Computer systems linked to each other in a communication network, i.e. the Internet, are used by both business users and individual users. The current usage model of the Internet operates on a “request-response” architectural framework. A user connects to the internet infrastructure and requests information via their client device from any number of servers around the world. A client device can be a networked personal computer, personal digital assistant, or any other computation device with network capability. In the current network model, requests and responses flow between clients/users and servers via routers and switching devices. There is little user control over how the network connection operates or when it is operational.
New forms of Internet connectivity are emerging. One form of connection which is becoming popular is the broadband persistent connection. The broadband connection allows transmission speeds greater than 2 million bits per second and also allows a continuous connection i.e. twenty four hours a day, seven days a week. This type of connection is called “always on” and it operates much like current telephony access.
Currently there is little advantage in having an internet connection available for twenty four hours, seven days a week due to the request-response nature of the network.
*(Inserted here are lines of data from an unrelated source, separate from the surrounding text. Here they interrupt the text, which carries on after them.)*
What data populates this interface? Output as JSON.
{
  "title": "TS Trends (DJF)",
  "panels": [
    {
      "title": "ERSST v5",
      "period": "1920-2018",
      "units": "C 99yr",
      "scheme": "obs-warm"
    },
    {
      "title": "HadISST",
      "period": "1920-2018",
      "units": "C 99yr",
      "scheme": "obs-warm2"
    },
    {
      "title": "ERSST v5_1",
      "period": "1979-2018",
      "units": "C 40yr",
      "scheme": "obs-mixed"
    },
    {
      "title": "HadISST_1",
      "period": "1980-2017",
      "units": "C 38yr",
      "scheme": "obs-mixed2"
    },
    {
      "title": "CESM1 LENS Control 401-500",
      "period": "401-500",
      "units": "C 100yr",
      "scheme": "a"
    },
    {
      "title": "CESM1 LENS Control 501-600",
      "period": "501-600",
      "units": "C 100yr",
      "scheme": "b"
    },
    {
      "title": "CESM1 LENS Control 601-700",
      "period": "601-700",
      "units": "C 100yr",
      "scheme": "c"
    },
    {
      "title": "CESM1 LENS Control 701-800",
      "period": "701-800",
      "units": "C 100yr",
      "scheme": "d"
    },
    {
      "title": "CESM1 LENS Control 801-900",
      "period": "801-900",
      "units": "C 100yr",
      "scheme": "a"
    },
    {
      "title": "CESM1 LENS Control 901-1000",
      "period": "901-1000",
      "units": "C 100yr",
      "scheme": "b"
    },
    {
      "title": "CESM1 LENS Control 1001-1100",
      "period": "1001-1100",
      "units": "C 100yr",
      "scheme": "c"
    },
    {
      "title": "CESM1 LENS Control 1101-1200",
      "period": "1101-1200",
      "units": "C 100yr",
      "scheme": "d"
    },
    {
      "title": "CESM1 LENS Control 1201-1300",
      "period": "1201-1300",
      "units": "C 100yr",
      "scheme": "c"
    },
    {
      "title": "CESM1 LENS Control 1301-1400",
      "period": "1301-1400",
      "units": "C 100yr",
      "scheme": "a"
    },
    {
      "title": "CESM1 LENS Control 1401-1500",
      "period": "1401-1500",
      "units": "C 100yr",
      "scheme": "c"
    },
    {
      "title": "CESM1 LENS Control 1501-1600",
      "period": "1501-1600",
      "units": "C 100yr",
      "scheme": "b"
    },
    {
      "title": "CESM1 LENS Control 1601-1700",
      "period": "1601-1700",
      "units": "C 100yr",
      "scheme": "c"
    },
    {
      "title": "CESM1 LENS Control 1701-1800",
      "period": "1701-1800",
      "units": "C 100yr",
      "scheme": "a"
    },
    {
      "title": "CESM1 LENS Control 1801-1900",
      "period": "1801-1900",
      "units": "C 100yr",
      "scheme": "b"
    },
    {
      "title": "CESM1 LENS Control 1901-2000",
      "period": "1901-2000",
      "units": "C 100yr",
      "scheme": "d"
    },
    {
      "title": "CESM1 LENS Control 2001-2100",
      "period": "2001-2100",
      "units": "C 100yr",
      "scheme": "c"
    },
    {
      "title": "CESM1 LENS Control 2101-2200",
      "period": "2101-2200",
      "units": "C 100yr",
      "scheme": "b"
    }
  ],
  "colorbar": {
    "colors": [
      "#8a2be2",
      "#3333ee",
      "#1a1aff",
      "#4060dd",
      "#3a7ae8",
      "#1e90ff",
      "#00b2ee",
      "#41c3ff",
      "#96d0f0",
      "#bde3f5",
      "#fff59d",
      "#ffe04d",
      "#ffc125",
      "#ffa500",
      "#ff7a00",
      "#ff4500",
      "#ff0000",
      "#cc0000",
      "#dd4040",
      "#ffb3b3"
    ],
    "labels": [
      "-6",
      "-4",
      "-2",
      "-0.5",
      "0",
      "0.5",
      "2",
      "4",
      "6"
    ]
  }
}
Today, the user must be present at their device in order to receive service. The ability to tailor the network service to the needs of the user is extremely limited.
The current use of the Internet limits the user's ability to interact directly with the network services and data transmission function found as a part of their client device. The client device operating system controls network interaction using predominately real-time, first in first out (FIFO) queuing mechanisms. As the computational capabilities of the client devices and the network infrastructure itself evolves, there is an opportunity to improve performance and user experience by distributing control plane functionality to the client device. In this instance, control plane is defined as the set of functions which control the operational characteristics of the network transmission between a client and a server. While this term is used widely within the network component technology area, this invention extends this concept to include the control of networking services found within the client device operating system itself. See Gao, J., Steenkiste, P., Takahashi, E., and Fisher, A., “A Programmable Router Supporting Control Plane Extensibility”, IEEE Communications Magazine, pp. 152-158, March 2000. Control plane functions are found in networking router devices which, for example, routes datagrams or “packets” of information from a source to its destination. Control plane functions relevant to this invention are congestion control, queuing and resource management. For the purpose of this invention, packets are defined as information in a standard format and length which contain a header section of identifying information and a data section which is either user data or network control data.
The combination of embedded control plane functions within the client device coupled with end user preferences provides the means to effectively use “always on” Internet connections without direct user interaction.